Hundreds of tin and wooden shacks belonging to impoverished squatters who had settled on a dusty, wind-swept patch of land near here were torn down Thursday, in compliance with a court order authorizing the government to evict the illegal tenants.
Emergency crews and almost 300 police officers equipped with water cannons stood by as workers in helmets and red uniforms used crowbars to dismantle the rudimentary structures.
Many angry squatters, who complained of having nowhere else to go, had hurriedly packed their meager belongings before the demolition team’s arrival. “We don’t have any choice, because we don’t want to fight,” said Matthews Shelembe, whose house took about two days to build and just three hours to tear down. “Fighting does not bring us anything.”
The government is seeking to stave off the kind of violent land battles between blacks and whites that have plagued neighboring Zimbabwe. But opposition leaders insist that Thursday’s evictions will only feed the anger among the poor over the slow pace of instituting land reform and providing adequate housing.
Analysts said the ruling African National Congress, or ANC, risks alienating parts of its own constituency, having touted land reform as a priority after winning power in 1994 from the former white minority regime in the country’s first all-race election.
Although some squatters in this previously unused field about 20 miles northeast of Johannesburg settled here several years ago, a large part of the Bredell camp sprang up during the last two weeks. Thousands of families were lured by a $3-per-plot offer organized by the Pan-Africanist Congress, or PAC, a small, radical opposition party that has long championed the rights of the poor and landless.
By Thursday, the number of squatters had dwindled to a few hundred and the vast majority were absent as their shacks were being ripped down. It was unclear what had become of the money the PAC collected, which was supposed to cover infrastructure and administration for the site.
The government had derided the settlers as trespassers. On Tuesday, it won a court order to have them removed. The vast tract of land is owned by the national government, a state utility and a private company. A railway line, power line and underground gasoline pipeline also cross the property.
Many of the squatters said they had been on the government waiting list for housing for as many as six years and were no longer confident that the ANC will end decades of housing shortages and grinding poverty.
Under successive white governments, about 80% of South Africa was designated for white occupation. The black majority was confined to the remaining land, which typically was the least developed. From 1960 to 1983, about 3.5 million blacks were forcibly displaced under the apartheid system to make way for whites.
Mindful of the economic disaster caused by the violent seizure of white-owned farms in Zimbabwe, and fearful of the negative publicity the Bredell occupations might have among potential foreign investors, government officials appealed for patience and warned that land grabs of any kind would not be allowed.
“When foreign investors see a decisive government acting in the way we are acting, it sends a message that the government won’t tolerate such acts from whomever,” said Land Affairs Minister Thoko Msane-Didiza.

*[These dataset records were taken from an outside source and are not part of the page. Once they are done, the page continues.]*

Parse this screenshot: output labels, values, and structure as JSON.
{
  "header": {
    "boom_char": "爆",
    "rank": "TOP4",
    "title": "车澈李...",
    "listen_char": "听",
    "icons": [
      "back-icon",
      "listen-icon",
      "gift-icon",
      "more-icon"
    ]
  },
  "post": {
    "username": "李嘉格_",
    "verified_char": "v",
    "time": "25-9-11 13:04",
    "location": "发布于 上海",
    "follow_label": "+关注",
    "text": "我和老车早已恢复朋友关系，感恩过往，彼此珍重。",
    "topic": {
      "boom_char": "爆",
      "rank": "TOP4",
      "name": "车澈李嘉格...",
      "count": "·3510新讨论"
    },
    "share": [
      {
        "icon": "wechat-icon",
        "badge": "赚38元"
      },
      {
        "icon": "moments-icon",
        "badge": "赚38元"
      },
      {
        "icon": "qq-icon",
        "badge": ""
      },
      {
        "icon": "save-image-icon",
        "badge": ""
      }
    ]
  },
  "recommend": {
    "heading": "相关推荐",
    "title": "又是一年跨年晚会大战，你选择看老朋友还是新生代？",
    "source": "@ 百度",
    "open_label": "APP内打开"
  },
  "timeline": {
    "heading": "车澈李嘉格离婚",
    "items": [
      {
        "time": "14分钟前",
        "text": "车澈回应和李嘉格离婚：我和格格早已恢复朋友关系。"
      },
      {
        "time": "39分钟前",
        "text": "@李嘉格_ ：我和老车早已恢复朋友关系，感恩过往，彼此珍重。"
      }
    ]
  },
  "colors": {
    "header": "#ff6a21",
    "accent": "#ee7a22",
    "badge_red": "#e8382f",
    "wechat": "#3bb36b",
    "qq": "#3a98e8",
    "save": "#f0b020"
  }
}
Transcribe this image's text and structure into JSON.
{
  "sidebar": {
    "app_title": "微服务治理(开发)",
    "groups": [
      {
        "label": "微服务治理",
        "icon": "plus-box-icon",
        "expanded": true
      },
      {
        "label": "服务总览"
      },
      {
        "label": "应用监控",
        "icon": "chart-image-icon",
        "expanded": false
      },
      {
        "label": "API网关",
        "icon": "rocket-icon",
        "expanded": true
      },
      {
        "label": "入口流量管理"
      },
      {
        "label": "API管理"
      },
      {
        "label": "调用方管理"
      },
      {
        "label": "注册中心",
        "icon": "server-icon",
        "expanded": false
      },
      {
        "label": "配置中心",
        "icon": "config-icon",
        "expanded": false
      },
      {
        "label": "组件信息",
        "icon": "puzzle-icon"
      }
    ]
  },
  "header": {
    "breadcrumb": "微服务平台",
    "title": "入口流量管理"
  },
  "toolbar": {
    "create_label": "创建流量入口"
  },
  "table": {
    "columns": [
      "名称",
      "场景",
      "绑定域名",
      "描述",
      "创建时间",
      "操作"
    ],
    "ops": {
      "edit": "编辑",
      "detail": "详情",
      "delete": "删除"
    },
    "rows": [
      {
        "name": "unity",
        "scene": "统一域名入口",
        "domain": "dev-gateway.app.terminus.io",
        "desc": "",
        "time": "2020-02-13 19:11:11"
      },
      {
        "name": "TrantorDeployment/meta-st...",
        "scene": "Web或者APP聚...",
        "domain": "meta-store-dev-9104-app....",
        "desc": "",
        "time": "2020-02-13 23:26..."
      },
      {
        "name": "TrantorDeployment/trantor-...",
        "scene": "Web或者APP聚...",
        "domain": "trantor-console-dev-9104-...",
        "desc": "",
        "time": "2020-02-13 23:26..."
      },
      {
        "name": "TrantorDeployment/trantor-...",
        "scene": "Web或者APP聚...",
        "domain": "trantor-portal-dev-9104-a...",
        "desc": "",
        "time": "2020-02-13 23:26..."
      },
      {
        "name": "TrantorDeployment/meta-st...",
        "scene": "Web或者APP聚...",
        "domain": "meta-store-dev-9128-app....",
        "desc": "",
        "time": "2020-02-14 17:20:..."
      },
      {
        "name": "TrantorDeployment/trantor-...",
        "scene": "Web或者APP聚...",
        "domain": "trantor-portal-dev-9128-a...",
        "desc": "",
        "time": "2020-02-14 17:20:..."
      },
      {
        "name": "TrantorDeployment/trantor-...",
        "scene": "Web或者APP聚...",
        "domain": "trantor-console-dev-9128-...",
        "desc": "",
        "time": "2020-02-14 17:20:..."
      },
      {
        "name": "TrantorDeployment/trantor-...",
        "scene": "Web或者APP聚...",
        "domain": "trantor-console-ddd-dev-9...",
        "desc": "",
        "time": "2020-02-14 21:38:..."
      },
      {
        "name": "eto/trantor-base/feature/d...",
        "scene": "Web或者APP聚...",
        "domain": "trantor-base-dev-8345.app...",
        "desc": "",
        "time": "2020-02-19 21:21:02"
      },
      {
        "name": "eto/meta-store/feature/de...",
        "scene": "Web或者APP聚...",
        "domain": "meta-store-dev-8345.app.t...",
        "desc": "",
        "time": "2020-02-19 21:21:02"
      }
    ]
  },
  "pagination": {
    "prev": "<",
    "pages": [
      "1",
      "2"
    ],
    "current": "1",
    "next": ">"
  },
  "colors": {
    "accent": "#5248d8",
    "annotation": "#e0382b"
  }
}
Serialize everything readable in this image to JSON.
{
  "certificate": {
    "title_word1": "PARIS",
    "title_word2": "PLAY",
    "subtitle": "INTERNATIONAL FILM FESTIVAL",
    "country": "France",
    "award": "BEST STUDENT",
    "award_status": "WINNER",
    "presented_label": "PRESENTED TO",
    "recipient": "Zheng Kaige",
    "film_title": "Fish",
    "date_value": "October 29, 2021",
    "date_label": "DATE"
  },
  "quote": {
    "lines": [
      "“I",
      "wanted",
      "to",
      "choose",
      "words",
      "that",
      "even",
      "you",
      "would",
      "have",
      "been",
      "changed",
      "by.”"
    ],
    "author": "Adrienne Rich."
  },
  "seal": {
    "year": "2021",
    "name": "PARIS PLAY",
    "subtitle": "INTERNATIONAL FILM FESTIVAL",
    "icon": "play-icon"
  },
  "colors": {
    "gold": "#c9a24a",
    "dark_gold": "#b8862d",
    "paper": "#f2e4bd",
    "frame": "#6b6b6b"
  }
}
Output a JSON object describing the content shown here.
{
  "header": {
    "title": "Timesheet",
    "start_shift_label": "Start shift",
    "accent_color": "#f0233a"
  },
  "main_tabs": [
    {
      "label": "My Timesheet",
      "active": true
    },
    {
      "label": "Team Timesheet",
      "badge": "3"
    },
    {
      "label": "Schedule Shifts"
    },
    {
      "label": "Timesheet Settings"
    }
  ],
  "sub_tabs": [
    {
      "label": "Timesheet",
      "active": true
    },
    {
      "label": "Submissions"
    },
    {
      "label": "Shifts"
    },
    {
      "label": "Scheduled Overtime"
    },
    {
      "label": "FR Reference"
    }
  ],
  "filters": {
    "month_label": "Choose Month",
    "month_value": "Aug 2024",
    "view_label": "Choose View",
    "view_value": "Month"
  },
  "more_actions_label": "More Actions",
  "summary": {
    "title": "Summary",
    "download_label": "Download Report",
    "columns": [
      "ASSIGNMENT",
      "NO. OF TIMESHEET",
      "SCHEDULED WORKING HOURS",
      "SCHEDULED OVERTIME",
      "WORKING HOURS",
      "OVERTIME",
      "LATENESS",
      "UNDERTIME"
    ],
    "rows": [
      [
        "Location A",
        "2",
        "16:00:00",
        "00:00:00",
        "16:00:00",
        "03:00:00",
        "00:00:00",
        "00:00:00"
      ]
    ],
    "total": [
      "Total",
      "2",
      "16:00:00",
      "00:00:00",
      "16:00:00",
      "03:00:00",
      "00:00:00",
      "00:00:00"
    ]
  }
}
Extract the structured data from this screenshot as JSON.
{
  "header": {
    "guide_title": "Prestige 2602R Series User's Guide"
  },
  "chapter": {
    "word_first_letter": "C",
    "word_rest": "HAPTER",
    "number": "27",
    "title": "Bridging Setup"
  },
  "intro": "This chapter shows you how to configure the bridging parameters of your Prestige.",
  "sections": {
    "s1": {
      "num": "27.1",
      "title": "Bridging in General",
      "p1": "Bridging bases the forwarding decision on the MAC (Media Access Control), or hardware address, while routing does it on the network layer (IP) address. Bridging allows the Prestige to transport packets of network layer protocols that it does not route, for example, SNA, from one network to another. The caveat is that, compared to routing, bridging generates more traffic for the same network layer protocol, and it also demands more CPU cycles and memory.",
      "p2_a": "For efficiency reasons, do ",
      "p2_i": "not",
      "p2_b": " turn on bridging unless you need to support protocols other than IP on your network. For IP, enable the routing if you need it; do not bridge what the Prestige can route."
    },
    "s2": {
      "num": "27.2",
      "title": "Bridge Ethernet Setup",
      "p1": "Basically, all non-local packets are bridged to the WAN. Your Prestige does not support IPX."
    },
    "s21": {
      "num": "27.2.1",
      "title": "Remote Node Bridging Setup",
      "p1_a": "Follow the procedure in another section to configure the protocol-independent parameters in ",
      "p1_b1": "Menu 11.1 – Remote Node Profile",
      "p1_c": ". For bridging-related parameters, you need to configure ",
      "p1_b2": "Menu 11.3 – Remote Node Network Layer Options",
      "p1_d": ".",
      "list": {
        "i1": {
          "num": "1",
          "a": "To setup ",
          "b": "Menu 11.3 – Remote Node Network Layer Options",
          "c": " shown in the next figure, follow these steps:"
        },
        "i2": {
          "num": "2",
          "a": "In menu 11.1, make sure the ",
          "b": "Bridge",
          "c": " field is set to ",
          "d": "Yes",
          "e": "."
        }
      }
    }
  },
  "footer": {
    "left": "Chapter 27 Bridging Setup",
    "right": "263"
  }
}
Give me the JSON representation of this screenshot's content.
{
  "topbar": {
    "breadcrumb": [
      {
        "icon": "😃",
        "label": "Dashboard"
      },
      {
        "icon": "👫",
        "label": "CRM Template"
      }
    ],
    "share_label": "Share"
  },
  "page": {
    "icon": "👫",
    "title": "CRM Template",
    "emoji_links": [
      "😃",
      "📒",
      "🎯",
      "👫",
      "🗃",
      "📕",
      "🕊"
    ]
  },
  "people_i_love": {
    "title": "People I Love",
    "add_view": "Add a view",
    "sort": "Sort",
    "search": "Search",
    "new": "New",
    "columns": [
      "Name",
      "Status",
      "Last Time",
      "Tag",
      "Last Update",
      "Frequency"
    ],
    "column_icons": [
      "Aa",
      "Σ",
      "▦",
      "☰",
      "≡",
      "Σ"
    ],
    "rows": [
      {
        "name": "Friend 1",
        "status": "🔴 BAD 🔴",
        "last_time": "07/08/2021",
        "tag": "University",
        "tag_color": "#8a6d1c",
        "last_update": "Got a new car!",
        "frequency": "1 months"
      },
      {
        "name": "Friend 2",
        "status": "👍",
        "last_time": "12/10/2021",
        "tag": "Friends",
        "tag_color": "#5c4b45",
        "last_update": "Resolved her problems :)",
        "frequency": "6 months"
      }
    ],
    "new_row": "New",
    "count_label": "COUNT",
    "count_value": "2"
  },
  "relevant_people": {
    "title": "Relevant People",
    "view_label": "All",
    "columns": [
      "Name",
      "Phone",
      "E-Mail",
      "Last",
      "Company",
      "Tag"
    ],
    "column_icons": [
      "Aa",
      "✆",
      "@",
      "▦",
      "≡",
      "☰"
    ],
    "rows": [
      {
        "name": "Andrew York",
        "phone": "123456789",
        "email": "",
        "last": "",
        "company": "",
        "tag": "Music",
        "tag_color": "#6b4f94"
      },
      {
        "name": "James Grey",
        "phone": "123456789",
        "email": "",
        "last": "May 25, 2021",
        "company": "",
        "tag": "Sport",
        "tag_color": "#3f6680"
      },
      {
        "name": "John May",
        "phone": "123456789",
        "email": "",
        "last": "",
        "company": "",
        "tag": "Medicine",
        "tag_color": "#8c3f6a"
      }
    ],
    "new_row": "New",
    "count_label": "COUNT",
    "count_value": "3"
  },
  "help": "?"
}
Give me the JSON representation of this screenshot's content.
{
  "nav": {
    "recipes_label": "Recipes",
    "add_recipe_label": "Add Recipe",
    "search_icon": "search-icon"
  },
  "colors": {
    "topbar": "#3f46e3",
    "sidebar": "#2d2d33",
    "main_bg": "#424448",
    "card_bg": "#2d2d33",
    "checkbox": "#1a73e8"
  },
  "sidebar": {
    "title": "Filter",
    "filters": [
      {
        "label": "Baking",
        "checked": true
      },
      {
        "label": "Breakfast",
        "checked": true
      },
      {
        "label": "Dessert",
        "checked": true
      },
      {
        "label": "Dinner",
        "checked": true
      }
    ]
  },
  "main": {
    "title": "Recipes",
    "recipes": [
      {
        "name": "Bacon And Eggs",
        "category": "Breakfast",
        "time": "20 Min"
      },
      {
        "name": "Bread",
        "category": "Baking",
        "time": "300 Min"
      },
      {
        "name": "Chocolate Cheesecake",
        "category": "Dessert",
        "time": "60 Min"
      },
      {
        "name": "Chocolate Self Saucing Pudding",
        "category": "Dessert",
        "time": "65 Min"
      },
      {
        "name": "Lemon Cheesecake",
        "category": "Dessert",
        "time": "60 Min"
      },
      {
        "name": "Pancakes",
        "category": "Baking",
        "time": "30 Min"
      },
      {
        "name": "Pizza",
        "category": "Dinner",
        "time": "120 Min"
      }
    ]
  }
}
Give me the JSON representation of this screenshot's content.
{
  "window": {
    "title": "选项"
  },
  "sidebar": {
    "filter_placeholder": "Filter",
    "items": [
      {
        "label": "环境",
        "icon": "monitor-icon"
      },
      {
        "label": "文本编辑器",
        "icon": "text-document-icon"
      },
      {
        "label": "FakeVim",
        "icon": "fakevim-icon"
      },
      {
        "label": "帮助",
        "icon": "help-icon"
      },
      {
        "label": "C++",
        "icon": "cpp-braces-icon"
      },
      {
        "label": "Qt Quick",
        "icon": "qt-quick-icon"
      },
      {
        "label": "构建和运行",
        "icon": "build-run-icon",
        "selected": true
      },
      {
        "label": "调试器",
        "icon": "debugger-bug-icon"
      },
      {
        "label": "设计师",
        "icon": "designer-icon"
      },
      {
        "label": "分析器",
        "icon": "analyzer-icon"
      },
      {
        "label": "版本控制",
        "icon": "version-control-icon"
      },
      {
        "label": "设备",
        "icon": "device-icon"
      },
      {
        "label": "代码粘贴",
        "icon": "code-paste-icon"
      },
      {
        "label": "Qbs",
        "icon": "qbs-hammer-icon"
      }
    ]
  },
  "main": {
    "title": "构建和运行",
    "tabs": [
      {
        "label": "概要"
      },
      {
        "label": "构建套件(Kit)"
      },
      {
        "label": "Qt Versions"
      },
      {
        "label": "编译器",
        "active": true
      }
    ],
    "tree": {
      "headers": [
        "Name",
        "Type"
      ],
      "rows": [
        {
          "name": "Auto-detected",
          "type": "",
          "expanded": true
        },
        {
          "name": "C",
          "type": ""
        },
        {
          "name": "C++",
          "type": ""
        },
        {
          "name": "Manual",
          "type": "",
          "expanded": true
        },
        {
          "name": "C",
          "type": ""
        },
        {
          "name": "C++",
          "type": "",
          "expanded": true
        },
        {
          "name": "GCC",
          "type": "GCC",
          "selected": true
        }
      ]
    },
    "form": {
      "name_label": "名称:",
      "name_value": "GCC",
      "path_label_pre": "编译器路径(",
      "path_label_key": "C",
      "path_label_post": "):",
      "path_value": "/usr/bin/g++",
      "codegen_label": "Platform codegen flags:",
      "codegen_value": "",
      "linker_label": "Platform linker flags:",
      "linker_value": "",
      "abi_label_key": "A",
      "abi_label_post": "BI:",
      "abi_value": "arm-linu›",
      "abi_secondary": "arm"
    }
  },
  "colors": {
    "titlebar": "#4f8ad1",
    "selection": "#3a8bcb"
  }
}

Last month, the ANC announced that since coming to power it had built 1.1 million low-cost houses, providing more than 5 million people with shelter, water and sanitation. But government statistics show that about 7.5 million South Africans--about one in six--still lack proper housing.
Since 1995, the South African government has settled more than 12,000 claims seeking restitution for lands seized during apartheid, with more than 50,000 claims outstanding.
“The government land reform program is slow, housing construction is slow, but it’s better than it was,” said Meshack Khosa, executive director for democracy and governance at the Pretoria-based Human Sciences Research Council, a private think tank. “Before 1994, the national priority was not focused on meeting the needs of the majority.”
But PAC officials warned that as long as the government’s land restitution process remained deficient, landless people would continue to invade government and private property, and the issue would escalate.
“The African people will find land for themselves,” party Secretary-General Thami ka Plaatjie said this week. The land invasions that have plagued Zimbabwe, where 900 white-owned farms have been seized with the government’s blessing, could “become a Sunday picnic compared to what will happen here.” Seven Zimbabwean farmers have been killed in disputes over land, and the nation’s overall agricultural production is expected to fall by 30% this season.
The National Land Committee, a rights group, has urged communities in South Africa to seize land that once belonged to them and has criticized the government for dragging its feet.
Authorities have argued that more time is needed for South Africa to rebuild itself to a level that would attract foreign investment, from which every citizen would benefit. But many of the landless poor say they are fed up with waiting for promised better times.
In just two weeks, the land outside Bredell had become a small town. Shrubs on the land had been burned and cleared to make space for plots, tracks etched in the red earth and wire fences erected to separate homes. But there was no proper sanitation at the settlement. Water was fetched from a tap at nearby row houses. Meals were cooked on wood fires or paraffin stoves.
Acknowledging the harsh conditions, many squatters said they had no choice but to deal with them.
“We need a place to sleep,” said Shelembe, the squatter who moved his family to Bredell just before Easter. “The government should tell us where to go. But instead, they just put us on the street.”
The Shelembes plan to rebuild their makeshift home for 17 people, the pieces of which fit snugly in the back of a pickup truck, at another nearby squatter camp.
Justino Somo, 46, a veteran member of the ruling party, said the government’s action at Bredell had forced him to switch allegiance to the PAC.
“It seems the ANC doesn’t care,” said Somo, who moved to Bredell with his family last month. “The PAC is speaking for suffering people.”
Others like Ndivhuwo William Mufamadi, who started building his tin shack Wednesday after the court’s eviction order, remained adamant that he would not budge.
“We are fighting for our rights,” said Mufamadi, a gardener. “We are fighting for proper housing. I am not going to move.”